Women demonstrate better adherence to guidelines and yield greater patient satisfaction. Federal data demonstrated that female hospitalists tended to provide higher-quality care than males. The analysis went so far as to suggest that if all physicians were female, 32,000 fewer Medicare patients might die annually. Patients treated by female surgeons had a decrease in 30-day mortality compared with those treated by males (JAMA Intern Med. 2017;177:206–213).
Women across the U.S. and the world are saying, “me too,” and opening up about discrimination and assault. A 2010 article in ENTtoday asked, “The Female Question: Should More Be Done to Increase the Ranks of Female Otolaryngologists?” (ENTtoday, May 2010). I would argue, “Yes,” that women belong in otolaryngology, that diverse teams result in better patient outcomes and clinical and research programs, and that the visibility of women in leadership and mentorship positions will only advance our field.

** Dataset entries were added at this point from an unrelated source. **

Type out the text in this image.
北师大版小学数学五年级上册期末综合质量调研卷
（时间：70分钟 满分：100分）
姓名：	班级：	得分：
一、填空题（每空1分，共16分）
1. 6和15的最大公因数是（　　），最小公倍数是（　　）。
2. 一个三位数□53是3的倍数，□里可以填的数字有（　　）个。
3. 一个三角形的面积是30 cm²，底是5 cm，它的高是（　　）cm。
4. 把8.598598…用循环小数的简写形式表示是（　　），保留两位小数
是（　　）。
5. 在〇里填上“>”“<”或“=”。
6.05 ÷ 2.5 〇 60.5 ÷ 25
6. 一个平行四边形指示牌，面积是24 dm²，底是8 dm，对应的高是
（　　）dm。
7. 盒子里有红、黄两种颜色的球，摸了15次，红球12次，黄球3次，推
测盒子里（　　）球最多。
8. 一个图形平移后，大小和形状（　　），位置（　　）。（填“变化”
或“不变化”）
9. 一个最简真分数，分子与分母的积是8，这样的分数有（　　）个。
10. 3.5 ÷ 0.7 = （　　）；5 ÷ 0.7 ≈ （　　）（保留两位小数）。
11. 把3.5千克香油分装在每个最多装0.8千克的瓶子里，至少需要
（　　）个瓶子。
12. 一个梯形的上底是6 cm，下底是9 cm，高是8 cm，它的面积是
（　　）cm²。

But, this cannot be accomplished organically. We need our colleagues, male and female, to see what is often smack in front of their faces, to call out what is wrong, and to encourage what is right.
The Virginia Slims ad on p. 8 is from 1970s. Unfortunately, only a small tweak to the headline of the old newspaper clip included in the ad, so that it reads “Otolaryngology Allows Women to Lead” and the removal of the cigarette (replaced with a scalpel, an endoscope or a drill?), are needed to render this pertinent today. Begrudging acceptance is not the same as a wholehearted welcome. It is not universal, but it is the mindset that we need to change. Now. Then we will indeed have come a long way, baby.
Sujana S. Chandrasekhar, MD, is a partner at ENT & Allergy Associates, LLP, director of neurotology at James J. Peters VA Medical Center, clinical professor of otolaryngology at Zucker School of Medicine at Hofstra-Northwell, and clinical associate professor of otolaryngology at Icahn School of Medicine at Mount Sinai. She is also a member of the ENTtoday Editorial Advisory Board.